Not quite the World Mountainbike Bog Snorkelling Champs, but water is water, still there at high tide on the Ahuriri Lagoon Cycleway under the highway, despite the new seawall. Photo / Paul Taylor
The Hawke's Bay Regional Council is investigating more leaks just a week after steps were taken to stop them.
The leaks are on a cycleway beneath the Hawke's Bay Expressway with a 47m-long seawall installed to protect the track and cyclists from higher tides in the Ahuriri Estuary.
The cycleway,under the span of an expressway bridge, was opened late last week but was soon attracting the disdain of Anzac Day weekend leisure-riders starting to wonder just what it was that the council had been splashing out on.
Jeremy Ballantyne, of nearby Westshore, told Hawke's Bay Today he and his wife decided to try out the new underpass on Saturday morning.
They rounded a corner to line-up the new experience, only to find their path way all-but blocked by two workers and a truck, and a few puddles.
"After several months of laborious 'improvements', we find this section of the track no better than it was before, and we wonder whether all the vast cost and disruption were necessary," he said.
It has been the same at every high tide since.
Regional council cycle network co-ordinator Vicki Butterworth said: "The contractors and engineers are finding the source of the water inundation, and are currently working to find a solution to prevent further leaking."
"The seawall is working as it is meant to," she said.
"But the underpass has had some issues with flooding."
She said the wall was in place to stop tidal flooding of the underpass so that it can be used by walkers and cyclists at all times, to stop people using the expressway as a crossing, and create a safe underpass.

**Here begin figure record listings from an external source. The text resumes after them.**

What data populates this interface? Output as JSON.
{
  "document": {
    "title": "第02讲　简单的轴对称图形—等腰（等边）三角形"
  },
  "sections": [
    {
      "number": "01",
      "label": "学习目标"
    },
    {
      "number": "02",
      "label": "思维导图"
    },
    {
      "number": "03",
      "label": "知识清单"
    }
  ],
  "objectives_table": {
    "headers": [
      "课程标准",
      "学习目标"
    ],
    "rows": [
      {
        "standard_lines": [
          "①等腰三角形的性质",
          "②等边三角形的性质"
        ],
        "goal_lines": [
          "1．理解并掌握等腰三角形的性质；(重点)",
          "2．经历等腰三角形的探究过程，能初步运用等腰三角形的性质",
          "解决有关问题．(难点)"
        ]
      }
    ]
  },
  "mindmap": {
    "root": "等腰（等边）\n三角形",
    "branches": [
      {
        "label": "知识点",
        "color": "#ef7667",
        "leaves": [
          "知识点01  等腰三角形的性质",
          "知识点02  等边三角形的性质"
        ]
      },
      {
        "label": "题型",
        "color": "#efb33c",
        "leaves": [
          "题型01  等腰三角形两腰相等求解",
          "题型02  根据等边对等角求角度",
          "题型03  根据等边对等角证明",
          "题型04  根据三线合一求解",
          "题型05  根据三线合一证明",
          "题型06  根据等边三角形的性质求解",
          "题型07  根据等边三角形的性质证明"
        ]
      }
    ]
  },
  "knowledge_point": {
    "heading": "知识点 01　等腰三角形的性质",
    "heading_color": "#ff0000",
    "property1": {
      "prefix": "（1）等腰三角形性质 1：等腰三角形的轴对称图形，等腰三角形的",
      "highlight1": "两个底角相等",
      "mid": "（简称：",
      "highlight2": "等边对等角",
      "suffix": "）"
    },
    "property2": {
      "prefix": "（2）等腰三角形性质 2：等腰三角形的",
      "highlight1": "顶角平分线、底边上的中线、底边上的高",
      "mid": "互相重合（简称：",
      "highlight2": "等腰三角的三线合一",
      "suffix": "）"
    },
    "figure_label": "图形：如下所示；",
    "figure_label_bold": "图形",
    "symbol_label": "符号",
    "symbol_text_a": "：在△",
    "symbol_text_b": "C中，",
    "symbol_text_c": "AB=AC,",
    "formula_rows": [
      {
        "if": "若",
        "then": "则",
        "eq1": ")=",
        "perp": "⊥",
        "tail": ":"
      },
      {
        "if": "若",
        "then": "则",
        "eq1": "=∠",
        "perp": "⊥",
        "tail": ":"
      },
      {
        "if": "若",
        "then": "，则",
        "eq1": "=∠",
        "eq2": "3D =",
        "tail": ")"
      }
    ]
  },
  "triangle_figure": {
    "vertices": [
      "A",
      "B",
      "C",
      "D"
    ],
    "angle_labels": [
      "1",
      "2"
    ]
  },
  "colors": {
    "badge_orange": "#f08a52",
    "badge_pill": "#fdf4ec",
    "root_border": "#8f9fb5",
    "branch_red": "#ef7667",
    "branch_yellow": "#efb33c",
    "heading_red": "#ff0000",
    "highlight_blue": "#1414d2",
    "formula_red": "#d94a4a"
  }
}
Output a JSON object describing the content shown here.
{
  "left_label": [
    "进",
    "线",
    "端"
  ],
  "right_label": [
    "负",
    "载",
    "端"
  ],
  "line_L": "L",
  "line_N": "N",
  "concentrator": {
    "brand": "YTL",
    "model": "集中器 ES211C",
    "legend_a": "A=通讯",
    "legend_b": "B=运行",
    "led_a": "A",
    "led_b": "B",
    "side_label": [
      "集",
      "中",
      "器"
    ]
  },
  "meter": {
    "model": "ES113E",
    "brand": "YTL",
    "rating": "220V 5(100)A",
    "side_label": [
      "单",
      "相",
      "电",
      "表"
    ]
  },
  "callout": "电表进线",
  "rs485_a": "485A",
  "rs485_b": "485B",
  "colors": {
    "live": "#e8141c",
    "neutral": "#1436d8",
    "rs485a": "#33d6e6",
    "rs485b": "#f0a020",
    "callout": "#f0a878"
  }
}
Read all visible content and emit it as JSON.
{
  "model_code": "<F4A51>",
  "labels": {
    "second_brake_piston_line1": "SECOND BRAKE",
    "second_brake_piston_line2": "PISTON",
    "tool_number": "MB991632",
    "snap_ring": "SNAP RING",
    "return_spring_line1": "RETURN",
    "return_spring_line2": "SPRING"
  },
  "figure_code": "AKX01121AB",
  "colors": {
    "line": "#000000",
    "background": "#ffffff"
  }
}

When opening the underpass last week, council staff said flooding of the Ahuriri Lagoon cycle trail occurred at four underpasses due to the low-lying nature of the trail as it passes under the expressway and the old Embankment Bridge, and that trails were left with slippery and dangerous silt and debris afterwards.
Some avoided the problem by taking longer routes, others by dodging the traffic on the road, and as crossing of the expressway was not considered a safe long-term option work to address the issue began in 2017.
Improvements were made at three of the sites, including the seawall beside the southern underpass, part of a spend of $330,000 from government agency, council and charitable funds support.